Recently, sexual consent and the issues revolving around a lack of consent education in the United States school system have become heavily highlighted topics as increasing numbers of sexual harassment and assault victims come forward to share their experiences, seek justice, and inform others. With emerging campaigns such as the #metoo movement, as well as numerous cases of sexual assault running through the headlines of our news outlets, it’s clear that as a society, we have a number of improvements that must be made in how we enforce clear and informed consent.
While consent is a concept that should be addressed in every community, one such community seems sexual assault seems most prevalent is Greek Life. While not all Greek organizations have significant consent issues, it is important we look at the facts: One in five college women will be sexually assaulted before graduation, and according to the National Institute of Justice, “sorority membership is a ‘risk factor’ for sexual assault — 25% of sexual assault victims surveyed were sorority members but only 14% of non-victims surveyed belonged to a sorority”. Furthermore, fraternity men are three times more likely to commit rape than their non-Greek peers. So with this in mind, why is the rate of sexual assault cases significantly higher amongst Greek Life members, and what can we change to solve this growing consent epidemic? Former University of Maryland student Ian Tolido and the fraternity brothers of UC Berkeley may be able to help us answer this question.
After hearing a close friend recount her sexual assault experience at college, and after having a consent talk within his own fraternity, Ian Tolino– a fellow fratnerity member himself–was inspired to join the fight for clear and informed consent on university campuses. Now a Peer Educator, Tolino visits fraternities at his university to educate his fellow Panhellenic brothers about what giving consent should look like. Tolino begins his presentations by asking the brothers what they think consent is. Of the various replies he receives, such as “when she starts banging you” or “sober”, the only corrects answer he will accept is that consent is a voluntary agreement to engage in a sexual act at the time of the act. In an interview with the Washington Post, Tolino asserts that he wants fraternity brothers across the nation to consider this: “do you want to do something to someone that will impact them for the rest of their lives?”
As of October 2016, the University of California Berkeley Interfraternity Council made the executive decision to greet their brothers and guests with a one-to-two-minute consent talk prior to entering any fraternity sponsored event. Unfortunately, this modification was a result of a number of sexual assault cases being unearthed at the University itself–22 rapes were reported on-campus or in student housing in 2015 and four rapes were reported off-campus. In addition to the consent talk, three sober monitors are required at all fraternity parties to report misconduct.
So why are consent talks the way to go? Well, as UC Berkeley student and fraternity member Thomas puts it, “Sexual assault and ending sexual violence is something that requires a change in the culture on college campuses.” Consent talks do just this. In order to remedy the consent crisis, college men must first internalize the nationwide conversation–they must understand consent in order to apply it. In giving these talks to fraternity brothers within their community, members are given a space in which they do not have to be afraid to learn and grow together.

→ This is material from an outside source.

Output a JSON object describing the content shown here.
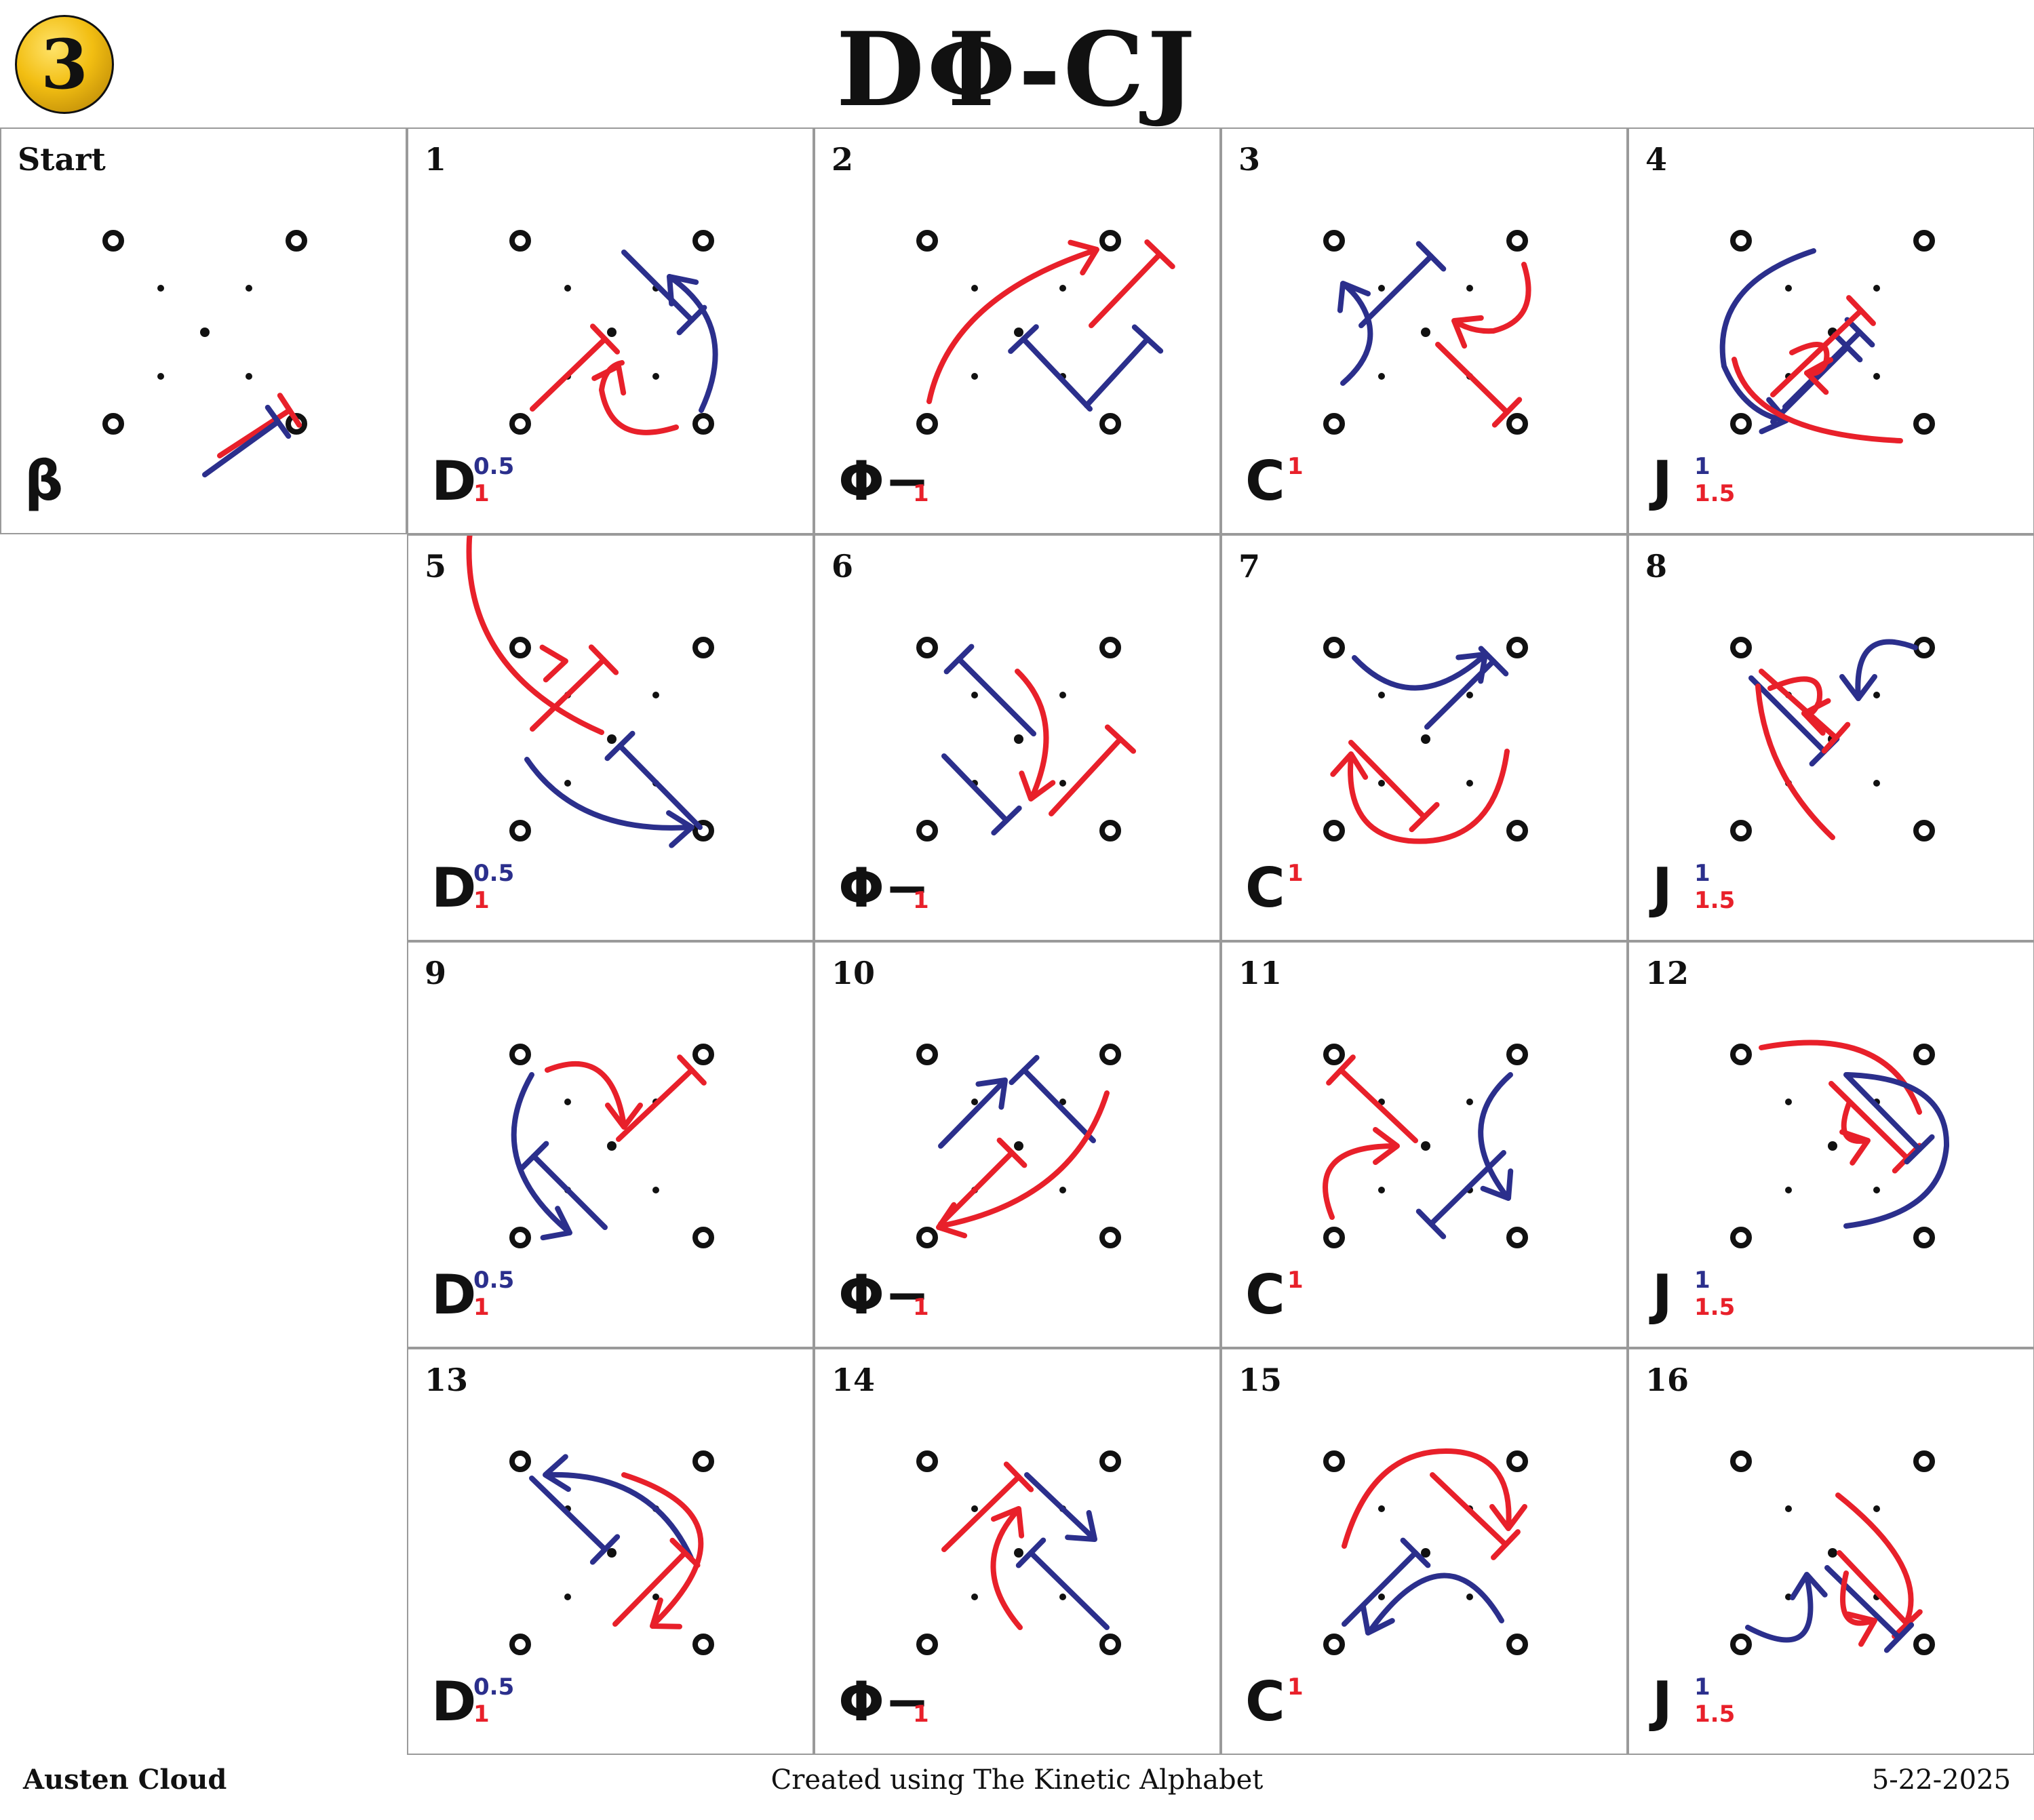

Additionally, addressing the consent issue within individual fraternities allows for a more intimate and personal understanding of consent, in comparison to that which is presented in say a lecture on sexual education. Furthermore, consent talks both within the fraternity and prior to fraternity events address the issue of sexual assault prior to its occurrence. Influence starts on the ground, and in raising awareness amongst fraternities nationally, we will be able to fight sexual assault at its roots and help prevent assaults before they occur. Cultural change is a daunting task, but in starting the conversation (literally), we can begin to integrate consent into the everyday lives of university students, destigmatizing the taboo of consent talks and the often uncomfortable ere they currently exhibit.
Unfortunately, UCSB is no stranger to sexual assault cases, with 376 CARE student-clients who disclosed a sexual assault, dating/domestic violence, and/or had been stalked, either on or off campus, recently, or in the past. With this in mind, we as a community need to consider the effects of sexual assault on our own campus. UCSB should be a community in which all people feel safe and protected. So, let’s talk!